I’ve seen a growing tendency among younger evangelicals to celebrate their freedom without discipline or a cool fear of alcohol abuse. This young, restless, and slightly inebriated pack of passionate libertines are doing some great things to further the kingdom. They’re feeding the poor, challenging tradition, and planting authentic churches—I mean, missional communities—in inner cities. There are many things I love about this crowd. Therefore, in love, let me challenge you: don’t rape God’s good creation haphazardly and belittle the name of Jesus you’re seeking to promote. Yes, the Bible says more about the misuse of wealth than the misuse of alcohol, but don’t be idiotic and think therefore that God doesn’t care about the latter. He does. Read Isaiah 5:11-12 and 22; study Isaiah 28:1-8. God cares about the poor (Isaiah 1:17-18, 23; 5:8); He cares about the misuse of wealth (Ezek 16:49). He also cares about your sobriety. And those poor people you’re trying to reach could use a bit of that cash you’re blowing on cases of Mendocino Ale to quench your liberty.
Again, I’m convinced that the Bible promotes the consumption of alcohol (and food, and cars, and clothes, and…) in moderation. But enjoying alcohol in moderation takes discipline, and if you’re young, there’s a good chance you don’t have it. Sorry to be blunt, but I’m dumbfounded by the lack of self-control among younger people, including Christians. If I had a nickel for every student that showed up late to class, I’d be a rich man and could actually afford Chimay instead of Coors Light in a can. Late assignments are ubiquitous, excuses bloat my inbox like spam, and getting students to stay awake in an 8 o’clock class is like pulling teeth with slippery pliers. Pornography is rampant, video games are mastered (a rare but misplaced instance of disciplined activity), and movies are consumed like sunflower seeds at a ballpark. This next generation of Christians has many things going for it. You care about people, less about money, and you’re eager to go to the hard places to bring people to Christ. You’re authentic, zealous, and love Jesus—but you’re undisciplined. Yes, this is a broad-brushed statement and intentionally so. Surely there are plenty of older undisciplined Christians out there, and perhaps a few disciplined twenty somethings. Regardless of age or stage or theological persuasion, if anything in this paragraph has hit home, then stay away from alcohol. It’ll destroy you. Only people with self-discipline should consume it.
And then there’s the trendiness of drinking. Few things annoy me more than Christian trends. Enjoy a drink; it’s okay. But don’t act like some 15 year-old homeschooled kid who got invited to his first high-school party. “Dude, I had too much last night after Bible study” isn’t funny.

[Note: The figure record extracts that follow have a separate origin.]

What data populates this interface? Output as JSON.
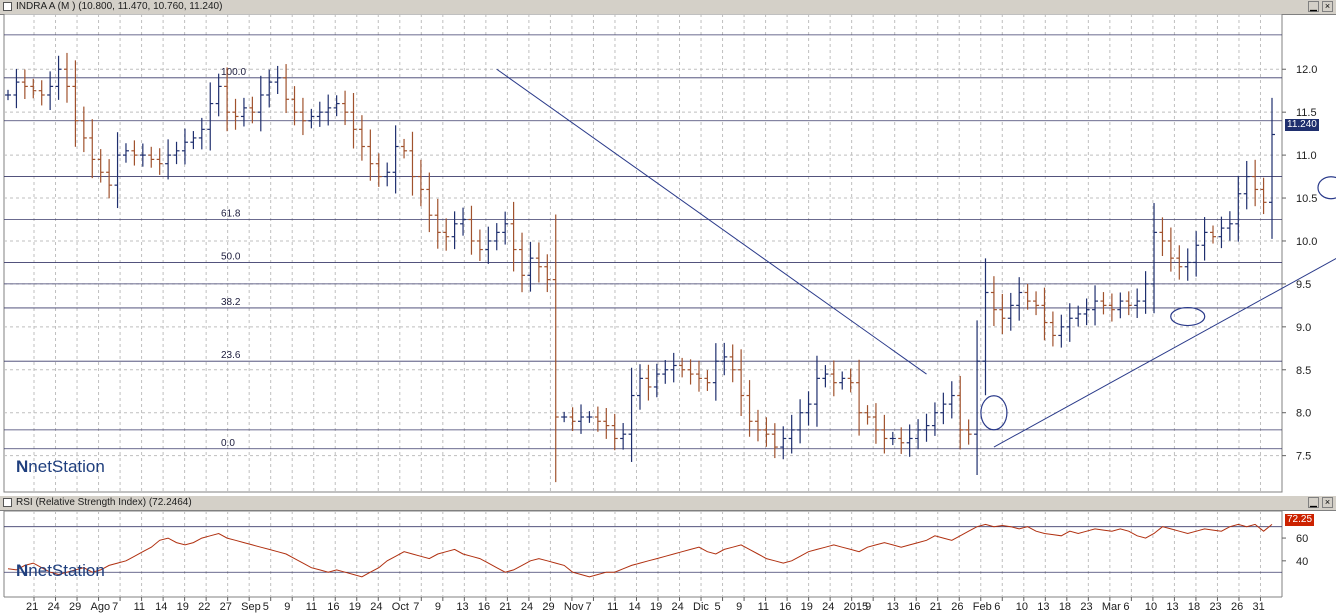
{
  "main_panel": {
    "title": "INDRA A (M ) (10.800, 11.470, 10.760, 11.240)",
    "last_price_label": "11.240",
    "watermark": "netStation",
    "fib_labels": [
      "100.0",
      "61.8",
      "50.0",
      "38.2",
      "23.6",
      "0.0"
    ]
  },
  "rsi_panel": {
    "title": "RSI (Relative Strength Index) (72.2464)",
    "last_value_label": "72.25",
    "watermark": "netStation"
  },
  "x_axis": {
    "labels": [
      "21",
      "24",
      "29",
      "Ago",
      "7",
      "11",
      "14",
      "19",
      "22",
      "27",
      "Sep",
      "5",
      "9",
      "11",
      "16",
      "19",
      "24",
      "Oct",
      "7",
      "9",
      "13",
      "16",
      "21",
      "24",
      "29",
      "Nov",
      "7",
      "11",
      "14",
      "19",
      "24",
      "Dic",
      "5",
      "9",
      "11",
      "16",
      "19",
      "24",
      "2015",
      "9",
      "13",
      "16",
      "21",
      "26",
      "Feb",
      "6",
      "10",
      "13",
      "18",
      "23",
      "Mar",
      "6",
      "10",
      "13",
      "18",
      "23",
      "26",
      "31"
    ]
  },
  "colors": {
    "up_bar": "#1f2f6e",
    "down_bar": "#a0522d",
    "trend_line": "#2a3a8a",
    "rsi_line": "#b03010",
    "grid": "#bfbfbf"
  },
  "chart_data": [
    {
      "type": "bar",
      "subtype": "ohlc",
      "ylim": [
        7.1,
        12.55
      ],
      "y_ticks": [
        7.5,
        8.0,
        8.5,
        9.0,
        9.5,
        10.0,
        10.5,
        11.0,
        11.5,
        12.0
      ],
      "grid": true,
      "horizontal_levels": [
        12.4,
        11.9,
        11.4,
        10.75,
        10.25,
        9.75,
        9.5,
        9.22,
        8.6,
        7.8,
        7.58
      ],
      "fib_levels": [
        {
          "label": "100.0",
          "value": 11.9
        },
        {
          "label": "61.8",
          "value": 10.25
        },
        {
          "label": "50.0",
          "value": 9.75
        },
        {
          "label": "38.2",
          "value": 9.22
        },
        {
          "label": "23.6",
          "value": 8.6
        },
        {
          "label": "0.0",
          "value": 7.58
        }
      ],
      "closes": [
        11.7,
        11.85,
        11.8,
        11.75,
        11.7,
        11.8,
        12.0,
        11.8,
        11.4,
        11.2,
        10.95,
        10.8,
        10.65,
        11.0,
        11.05,
        11.0,
        11.0,
        10.95,
        10.9,
        11.0,
        11.05,
        11.15,
        11.2,
        11.3,
        11.6,
        11.8,
        11.5,
        11.45,
        11.55,
        11.5,
        11.7,
        11.85,
        11.9,
        11.65,
        11.5,
        11.4,
        11.45,
        11.5,
        11.55,
        11.6,
        11.5,
        11.3,
        11.1,
        10.9,
        10.75,
        10.8,
        11.1,
        11.05,
        10.75,
        10.6,
        10.3,
        10.1,
        10.05,
        10.2,
        10.25,
        10.0,
        9.9,
        10.0,
        10.1,
        10.2,
        9.9,
        9.6,
        9.8,
        9.7,
        9.55,
        7.95,
        7.95,
        7.9,
        7.95,
        7.95,
        7.9,
        7.85,
        7.7,
        7.75,
        8.2,
        8.4,
        8.3,
        8.45,
        8.5,
        8.55,
        8.5,
        8.45,
        8.4,
        8.35,
        8.6,
        8.65,
        8.5,
        8.2,
        7.9,
        7.8,
        7.75,
        7.6,
        7.7,
        7.8,
        8.0,
        8.1,
        8.4,
        8.45,
        8.35,
        8.4,
        8.35,
        8.0,
        7.95,
        7.8,
        7.7,
        7.7,
        7.65,
        7.7,
        7.8,
        7.85,
        8.0,
        8.1,
        8.2,
        7.8,
        7.75,
        8.6,
        9.4,
        9.2,
        9.1,
        9.25,
        9.4,
        9.3,
        9.25,
        9.05,
        8.9,
        9.0,
        9.1,
        9.15,
        9.2,
        9.3,
        9.25,
        9.2,
        9.3,
        9.25,
        9.3,
        9.5,
        10.1,
        10.0,
        9.8,
        9.7,
        9.75,
        9.95,
        10.1,
        10.05,
        10.15,
        10.2,
        10.55,
        10.75,
        10.6,
        10.45,
        11.24
      ],
      "markers": [
        {
          "type": "ellipse",
          "index": 117,
          "value": 8.0
        },
        {
          "type": "ellipse",
          "index": 140,
          "value": 9.12
        },
        {
          "type": "ellipse",
          "index": 157,
          "value": 10.62
        }
      ],
      "trend_lines": [
        {
          "from_index": 58,
          "from_value": 12.0,
          "to_index": 109,
          "to_value": 8.45
        },
        {
          "from_index": 117,
          "from_value": 7.6,
          "to_index": 166,
          "to_value": 10.25
        }
      ]
    },
    {
      "type": "line",
      "title": "RSI (Relative Strength Index) (72.2464)",
      "ylim": [
        10,
        82
      ],
      "y_ticks": [
        40,
        60
      ],
      "grid": true,
      "horizontal_levels": [
        70,
        30
      ],
      "values": [
        33,
        32,
        36,
        38,
        34,
        30,
        28,
        30,
        32,
        34,
        30,
        32,
        36,
        38,
        40,
        44,
        48,
        52,
        58,
        60,
        56,
        54,
        56,
        60,
        62,
        64,
        60,
        58,
        56,
        54,
        52,
        50,
        48,
        46,
        42,
        38,
        34,
        32,
        30,
        32,
        30,
        28,
        26,
        30,
        34,
        40,
        44,
        48,
        46,
        44,
        42,
        46,
        48,
        50,
        46,
        44,
        42,
        38,
        34,
        30,
        32,
        36,
        40,
        42,
        40,
        38,
        36,
        30,
        28,
        26,
        28,
        30,
        30,
        33,
        36,
        38,
        40,
        42,
        44,
        46,
        48,
        50,
        52,
        48,
        46,
        50,
        52,
        54,
        50,
        46,
        42,
        40,
        38,
        40,
        44,
        48,
        50,
        52,
        54,
        52,
        50,
        48,
        52,
        54,
        56,
        54,
        52,
        54,
        56,
        58,
        62,
        60,
        58,
        62,
        66,
        70,
        72,
        70,
        71,
        70,
        68,
        70,
        66,
        64,
        63,
        62,
        66,
        64,
        66,
        68,
        67,
        66,
        68,
        66,
        62,
        60,
        64,
        70,
        68,
        66,
        64,
        66,
        68,
        67,
        66,
        70,
        72,
        70,
        72,
        66,
        72
      ]
    }
  ]
}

It’s immature, and it’s sin. In saying this, I’m actually advocating for a high view of alcoholic beverages. C.S. Lewis said that one of the sins of drunkenness is that it fails to appreciate the goodness of the drink. You race it down to satisfy an undisciplined craving and miss the full-bodied blessing of it. An alcoholic’s palate is dull. The addicted consumer bypasses the tongue targeting only the throat. But wine and beer are the summit of drink, the crown of food that God has created. Treat it with respect. Drink it slow and thoughtfully. Avoid drunkenness like the plague. A good glass of Pinot Noir is celebratory; it doesn’t belong in the hands of an undisciplined 25 year old playing video games in his mom’s basement. Belgium ale is strong and complex. Savor it, sanctify it, and let it meditate on your palate. Give glory to God, not just to your thirst, when enjoying the blessing of God’s rich creation.
That last line is worthy of an entire post. A few days ago I suggested that “Like marital sex, alcohol is not just allowed—as if it was a naughty thing that’s okay from time to time—but is actually promoted as a symbol of God’s blood-bought material and spiritual blessings.” Some of the feedback I received was that I should expand on that idea. So stay tuned. My next post will explore the blessing of alcohol and some theological reasons for drinking.
P.S. Plenty of caveats are in order after that post! For the record, we homeschool all of our kids and belong to a missional church plant.